Citant l'historien Arnold Toynbee, Me Diop soulignait l'impact psychologique de cet événement : "Les Juifs sionistes ont saisi la première occasion qui se présentait à eux pour infliger à d'autres êtres humains, qui ne leur avait fait aucun tort, mais qui étaient plus faibles qu'eux, les malheurs et les souffrances qui leur avait été infligés par leurs persécuteurs occidentaux."

"Ce massacre produisit sur les Arabes de Palestine un choc immense et certainement décisif. Il prend une place importante dans le conflit Israélo-Arabe et a été à l'origine de l'exode des réfugiés arabes de Palestine", poursuivait l'orateur.

Pour Me Diop, la création d'Israël constituait juridiquement "une usurpation". Il s'appuyait sur le droit international pour dénoncer la légitimité de cette création : "Telle usurpation n'a jamais été acceptée, ni par le Monde Arabe, ni -fait plus important- par les Palestiniens qui, sur le plan du droit détiennent jusqu'à ce jour la souveraineté sur leur pays."

L'avocat rappelait que les Nations Unies avaient "privé la résolution que nous analysons de toute base légale" en ne respectant pas le droit de la majorité sur le territoire palestinien. "En ne respectant donc pas le droit de la majorité sur le territoire palestinien, les Nations Unies ont privé la résolution que nous analysons de toute base légale", martelait-il.

Loin de se contenter d'une analyse théorique, Me Diop appelait à l'organisation de la résistance palestinienne. Il saluait la création du mouvement de libération : "C'est pourquoi, le Mouvement EL FATAH promet d'œuvrer pour que, une fois restauré, l'État Palestinien contribue activement à l'édification d'une société arabe progressiste et unifiée."

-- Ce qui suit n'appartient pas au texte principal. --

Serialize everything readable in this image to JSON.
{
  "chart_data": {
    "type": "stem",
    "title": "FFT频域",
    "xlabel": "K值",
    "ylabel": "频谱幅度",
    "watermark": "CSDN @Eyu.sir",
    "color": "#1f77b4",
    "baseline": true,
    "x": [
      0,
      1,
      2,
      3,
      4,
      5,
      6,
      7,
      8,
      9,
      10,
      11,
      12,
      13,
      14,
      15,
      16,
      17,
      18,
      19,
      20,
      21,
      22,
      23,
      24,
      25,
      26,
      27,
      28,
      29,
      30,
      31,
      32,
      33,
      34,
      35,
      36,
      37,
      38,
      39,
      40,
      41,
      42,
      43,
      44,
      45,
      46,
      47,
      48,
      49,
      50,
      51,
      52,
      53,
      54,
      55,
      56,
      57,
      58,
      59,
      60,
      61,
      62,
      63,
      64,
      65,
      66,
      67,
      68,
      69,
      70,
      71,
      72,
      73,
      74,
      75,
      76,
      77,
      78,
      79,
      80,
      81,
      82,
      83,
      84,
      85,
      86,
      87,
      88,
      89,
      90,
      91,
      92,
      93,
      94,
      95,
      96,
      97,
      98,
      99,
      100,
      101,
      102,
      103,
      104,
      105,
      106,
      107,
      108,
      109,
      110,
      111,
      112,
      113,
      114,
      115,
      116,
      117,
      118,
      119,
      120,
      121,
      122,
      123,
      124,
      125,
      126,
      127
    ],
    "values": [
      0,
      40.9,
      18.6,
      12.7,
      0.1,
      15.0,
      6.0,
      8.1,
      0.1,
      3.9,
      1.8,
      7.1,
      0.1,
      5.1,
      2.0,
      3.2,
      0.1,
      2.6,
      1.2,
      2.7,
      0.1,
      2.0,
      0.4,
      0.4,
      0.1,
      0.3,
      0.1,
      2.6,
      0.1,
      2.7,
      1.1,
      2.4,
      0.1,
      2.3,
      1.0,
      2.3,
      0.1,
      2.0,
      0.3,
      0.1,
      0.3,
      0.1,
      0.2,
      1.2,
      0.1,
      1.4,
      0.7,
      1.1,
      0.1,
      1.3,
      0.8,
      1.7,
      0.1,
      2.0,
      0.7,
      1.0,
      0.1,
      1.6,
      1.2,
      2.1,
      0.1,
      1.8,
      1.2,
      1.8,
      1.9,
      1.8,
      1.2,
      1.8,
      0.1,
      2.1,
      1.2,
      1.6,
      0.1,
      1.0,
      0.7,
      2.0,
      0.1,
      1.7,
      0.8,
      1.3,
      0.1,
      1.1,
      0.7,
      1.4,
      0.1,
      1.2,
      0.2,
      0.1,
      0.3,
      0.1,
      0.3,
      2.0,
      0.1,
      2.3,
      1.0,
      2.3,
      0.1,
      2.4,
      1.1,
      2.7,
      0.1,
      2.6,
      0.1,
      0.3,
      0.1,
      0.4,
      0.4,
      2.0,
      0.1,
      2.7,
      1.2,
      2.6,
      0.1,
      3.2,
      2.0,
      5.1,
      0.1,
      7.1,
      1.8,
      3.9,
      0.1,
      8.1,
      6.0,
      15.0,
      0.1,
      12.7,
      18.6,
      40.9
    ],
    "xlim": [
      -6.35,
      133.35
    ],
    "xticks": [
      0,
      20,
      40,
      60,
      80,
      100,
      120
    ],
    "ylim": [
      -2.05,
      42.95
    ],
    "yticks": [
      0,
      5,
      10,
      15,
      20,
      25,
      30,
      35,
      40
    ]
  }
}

"Puisqu'il est démontré que c'est par la force, donc sans droit, que les sionistes veulent non seulement s'installer en Palestine mais étendre leur conquête dans tout le Moyen-Orient, il importe de savoir si l'organisation de libération de Palestine aura assez de volonté pour supporter le poids d'une longue, peut-être très longue résistance", concluait-il.

Cette conférence de 1969, tenue dans la capitale mauritanienne, témoigne de la lucidité précoce de certains juristes africains sur les enjeux du conflit israélo-palestinien. Près de soixante ans plus tard, alors que Gaza subit de nouveaux bombardements israéliens, les analyses de Me Fadilou Diop conservent une résonance troublante, questionnant la permanence d'un conflit que beaucoup d'observateurs de l'époque pensaient transitoire.